First off, if you’re a total beginner – do not take a passenger for a ride until you’ve taken a motorcycle safety course and are proficient at handling your shiny new two-wheeler. As tempting as it may be to try to impress your girlfriend, leave traveling with a passenger to the experienced motorcycle rider for the time being. Doing otherwise could have tragic results for both you and your passenger.
Not all motorcycles are equipped to carry passengers
If your motorcycle doesn’t have a seat big enough to carry two people and extra foot pegs for your passenger – don’t attempt it.
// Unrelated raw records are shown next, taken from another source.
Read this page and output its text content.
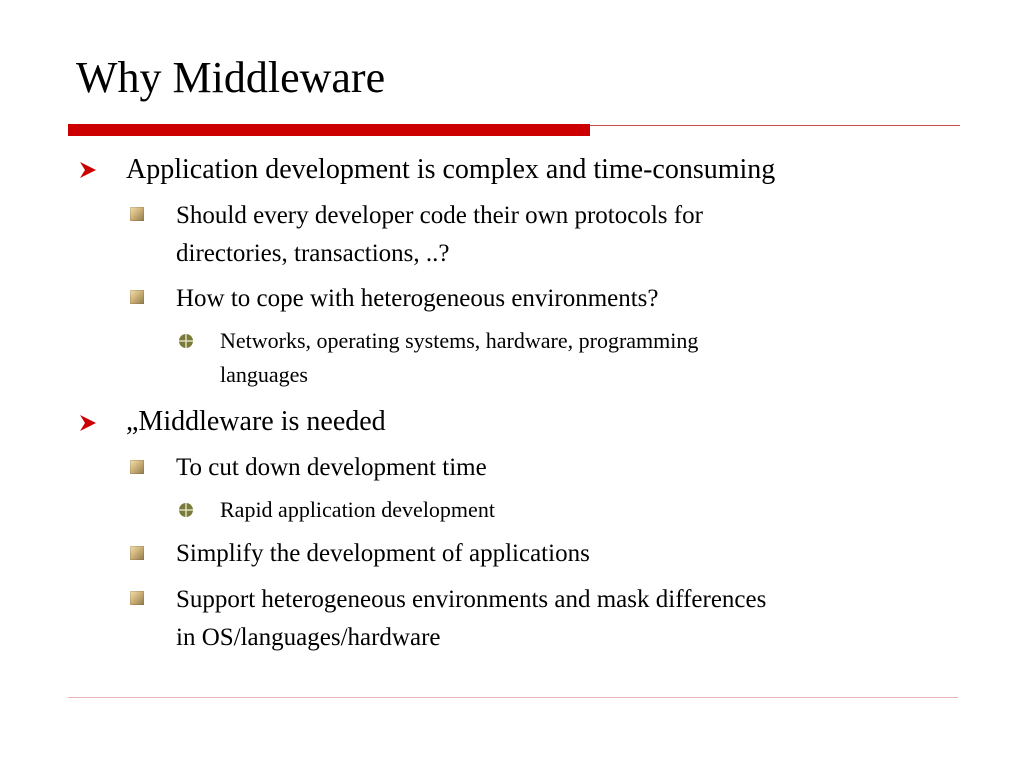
Why Middleware
Application development is complex and time-consuming
Should every developer code their own protocols for
directories, transactions, ..?
How to cope with heterogeneous environments?
Networks, operating systems, hardware, programming
languages
„Middleware is needed
To cut down development time
Rapid application development
Simplify the development of applications
Support heterogeneous environments and mask differences
in OS/languages/hardware
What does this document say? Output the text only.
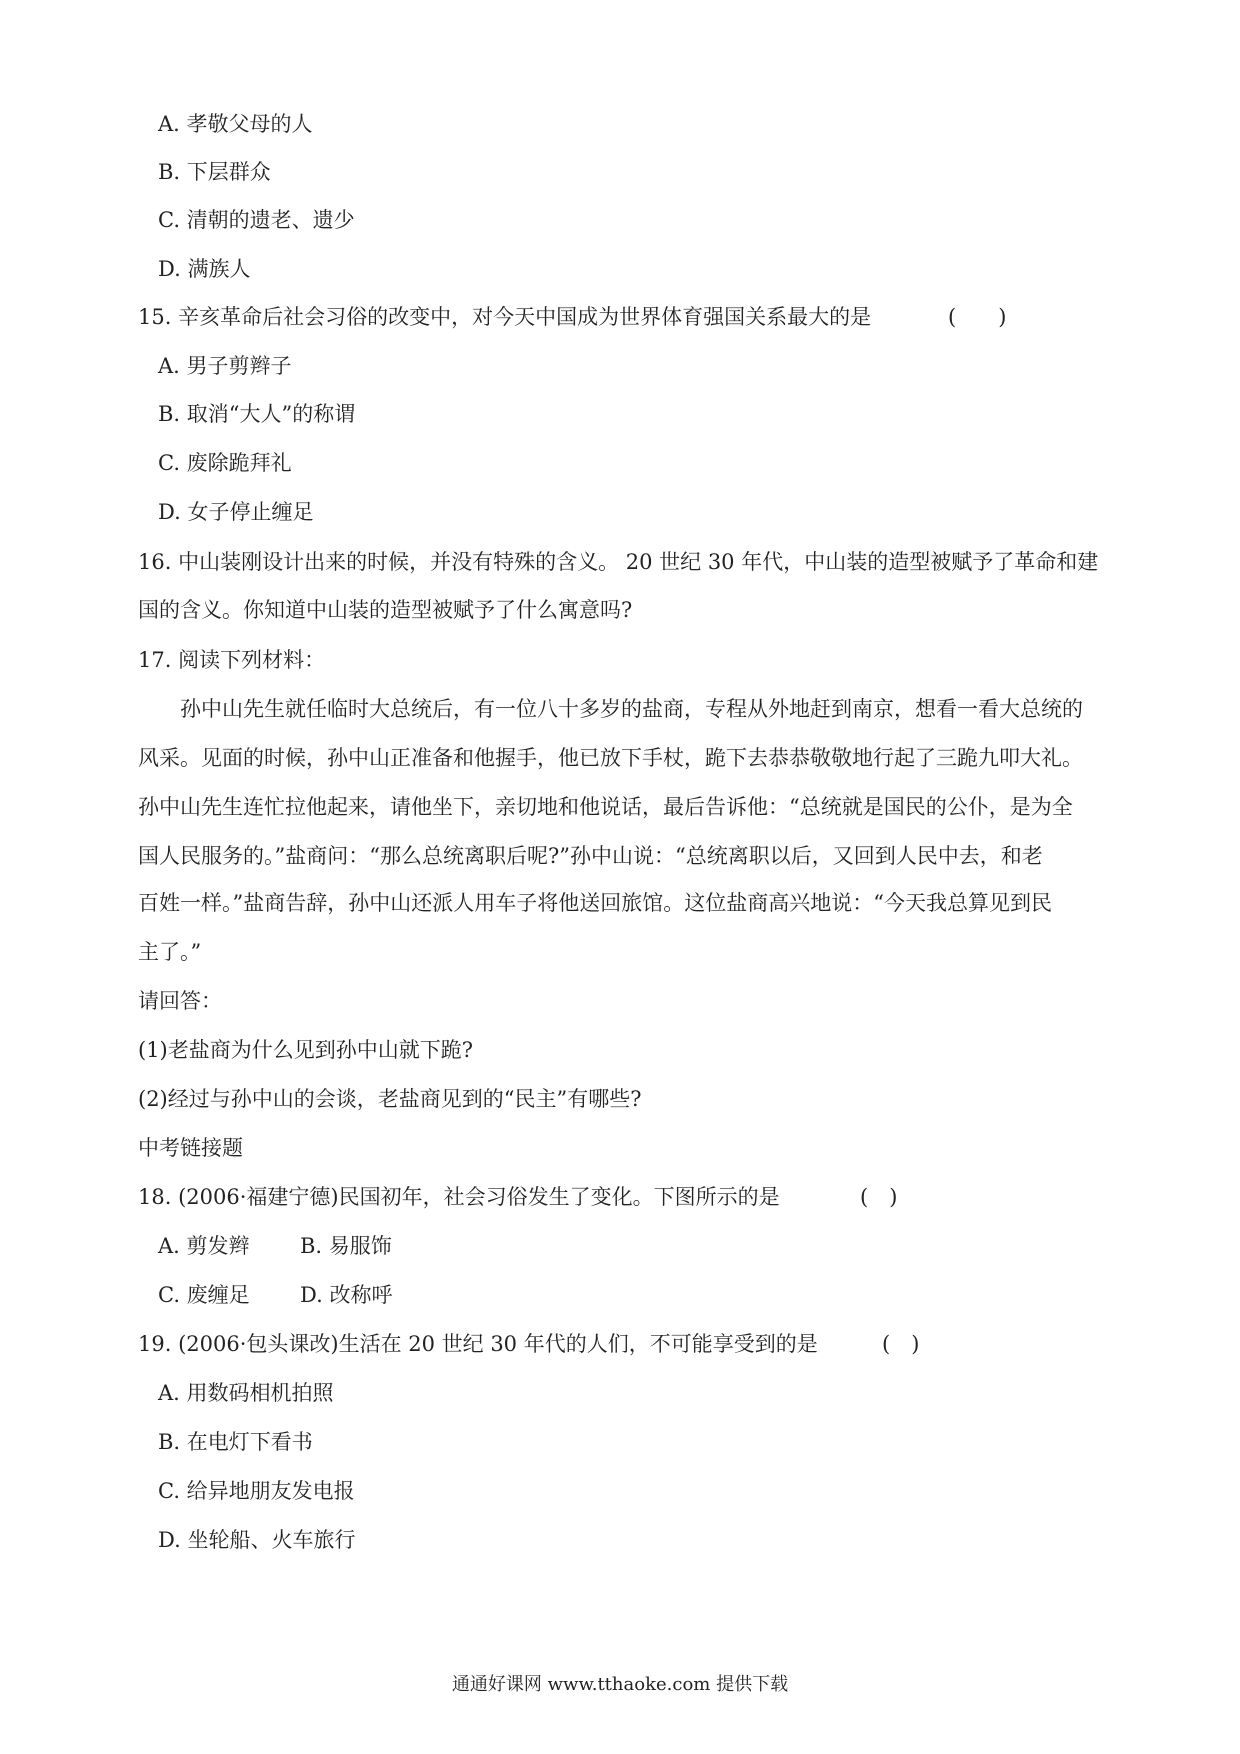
A. 孝敬父母的人
B. 下层群众
C. 清朝的遗老、遗少
D. 满族人
15. 辛亥革命后社会习俗的改变中，对今天中国成为世界体育强国关系最大的是	(　　)
A. 男子剪辫子
B. 取消“大人”的称谓
C. 废除跪拜礼
D. 女子停止缠足
16. 中山装刚设计出来的时候，并没有特殊的含义。 20 世纪 30 年代，中山装的造型被赋予了革命和建
国的含义。你知道中山装的造型被赋予了什么寓意吗?
17. 阅读下列材料：
孙中山先生就任临时大总统后，有一位八十多岁的盐商，专程从外地赶到南京，想看一看大总统的
风采。见面的时候，孙中山正准备和他握手，他已放下手杖，跪下去恭恭敬敬地行起了三跪九叩大礼。
孙中山先生连忙拉他起来，请他坐下，亲切地和他说话，最后告诉他：“总统就是国民的公仆，是为全
国人民服务的。”盐商问：“那么总统离职后呢?”孙中山说：“总统离职以后，又回到人民中去，和老
百姓一样。”盐商告辞，孙中山还派人用车子将他送回旅馆。这位盐商高兴地说：“今天我总算见到民
主了。”
请回答：
(1)老盐商为什么见到孙中山就下跪?
(2)经过与孙中山的会谈，老盐商见到的“民主”有哪些?
中考链接题
18. (2006·福建宁德)民国初年，社会习俗发生了变化。下图所示的是	(　)
A. 剪发辫 B. 易服饰
C. 废缠足 D. 改称呼
19. (2006·包头课改)生活在 20 世纪 30 年代的人们，不可能享受到的是	(　)
A. 用数码相机拍照
B. 在电灯下看书
C. 给异地朋友发电报
D. 坐轮船、火车旅行
通通好课网 www.tthaoke.com 提供下载
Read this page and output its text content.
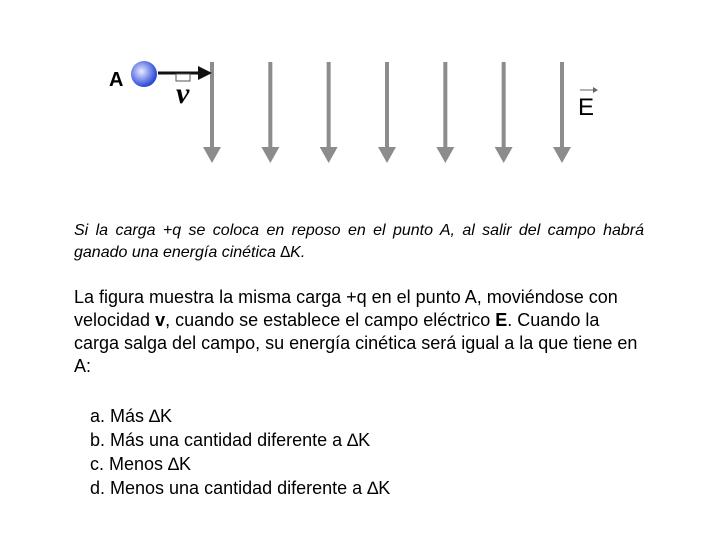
A v	E
Si la carga +q se coloca en reposo en el punto A, al salir del campo habrá ganado una energía cinética ∆K.
La figura muestra la misma carga +q en el punto A, moviéndose con velocidad v, cuando se establece el campo eléctrico E. Cuando la carga salga del campo, su energía cinética será igual a la que tiene en A:
a. Más ∆K
b. Más una cantidad diferente a ∆K
c. Menos ∆K
d. Menos una cantidad diferente a ∆K
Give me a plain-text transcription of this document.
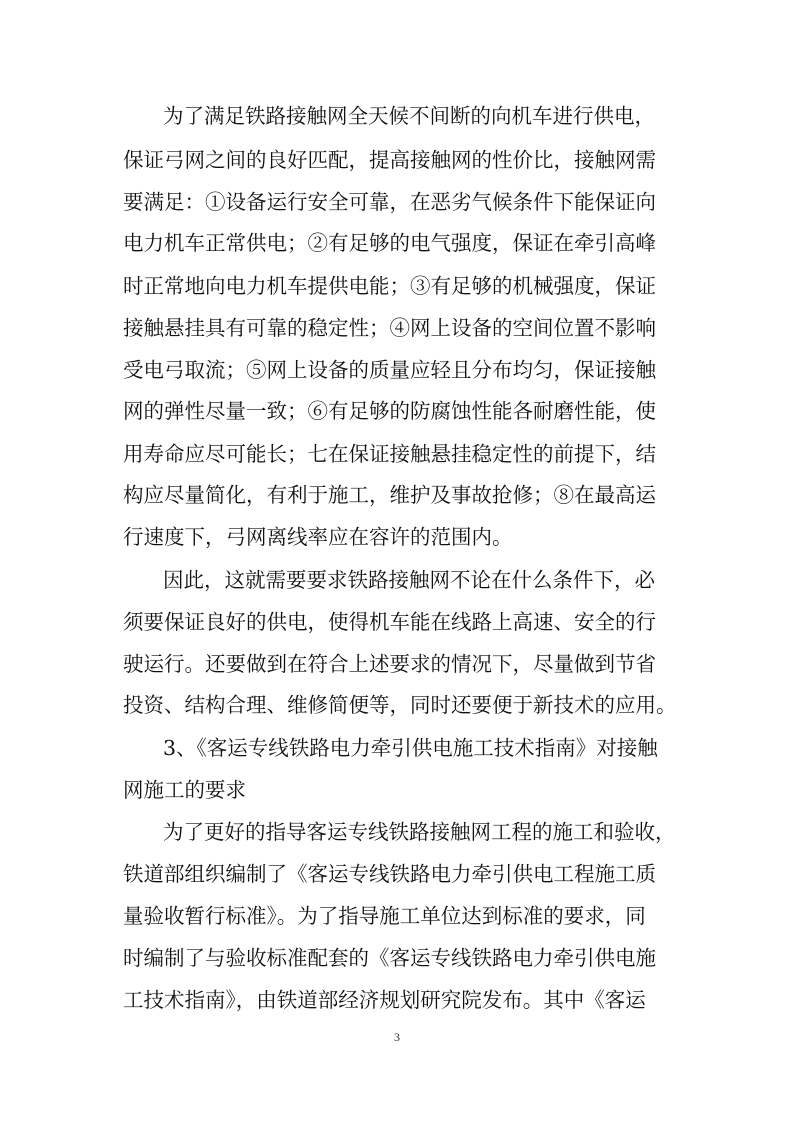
为了满足铁路接触网全天候不间断的向机车进行供电，
保证弓网之间的良好匹配，提高接触网的性价比，接触网需
要满足：①设备运行安全可靠，在恶劣气候条件下能保证向
电力机车正常供电；②有足够的电气强度，保证在牵引高峰
时正常地向电力机车提供电能；③有足够的机械强度，保证
接触悬挂具有可靠的稳定性；④网上设备的空间位置不影响
受电弓取流；⑤网上设备的质量应轻且分布均匀，保证接触
网的弹性尽量一致；⑥有足够的防腐蚀性能各耐磨性能，使
用寿命应尽可能长；七在保证接触悬挂稳定性的前提下，结
构应尽量简化，有利于施工，维护及事故抢修；⑧在最高运
行速度下，弓网离线率应在容许的范围内。
因此，这就需要要求铁路接触网不论在什么条件下，必
须要保证良好的供电，使得机车能在线路上高速、安全的行
驶运行。还要做到在符合上述要求的情况下，尽量做到节省
投资、结构合理、维修简便等，同时还要便于新技术的应用。
3、《客运专线铁路电力牵引供电施工技术指南》对接触
网施工的要求
为了更好的指导客运专线铁路接触网工程的施工和验收，
铁道部组织编制了《客运专线铁路电力牵引供电工程施工质
量验收暂行标准》。为了指导施工单位达到标准的要求，同
时编制了与验收标准配套的《客运专线铁路电力牵引供电施
工技术指南》，由铁道部经济规划研究院发布。其中《客运
3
Furthermore, check your owner’s manual for weight limitations, operational recommendations, and equipment set up should your bike have room for a second rider. Specific guidelines are available from your state’s department of motor vehicles.
Proper gear and safety tips for passengers
While motorcycle riders find certain gear to be optional – such as gloves, boots, durable pants, and abrasion resistant jackets – an approved helmet is not. Also known as a “brain bucket” in biker lingo, even if you opt to forego some of the other recommended gear, a helmet is a necessity to protect your head. In addition, the following tips will help keep your passenger safe by making sure:
- They are tall enough to reach the passenger pegs or footrests.
- They keep their feet on the pegs or footrests at all times.
- They keep their legs away from the mufflers, since they can be extremely hot.
- They wear their helmet at all times.
- They don’t turn or make sudden moves that could cause you to lose control.
- They hold onto your waist or the motorcycle’s passenger handholds.
A good rule of thumb, if you’re not a pro at carrying a passenger on your bike, is referred to as ATGATT – which stands for All The Gear, All The Time and means you should always wear all your protective clothing, no matter when you ride, including helmet, gloves, vest, trousers and boots.
Keep in mind, a motorcycle handles differently when carrying a passenger. The weight of rider and passenger has to shift at the same time or eating asphalt is a distinct possibility. By making the following adjustments you can reduce the risk of losing control of your bike:
- Give yourself for time and space for passing.
- Use caution when turning corners because clearance could be affected.
- Brake sooner than normal to compensate for the added weight.
- Add clutch finesse and more throttle when starting from a stop.
- Depending on the weight of your passenger, it may take longer to turn, slow down, or speed up to pass.
- Refrain from traveling at extremely high speeds.
- You may need to counter the effects of the wind.
- Inform your passenger to lean with you when maneuvering a turn to distribute the weight properly.
Finally, don’t ride your motorcycle without motorcycle insurance as required by your state. It’s affordable and not worth taking the risk.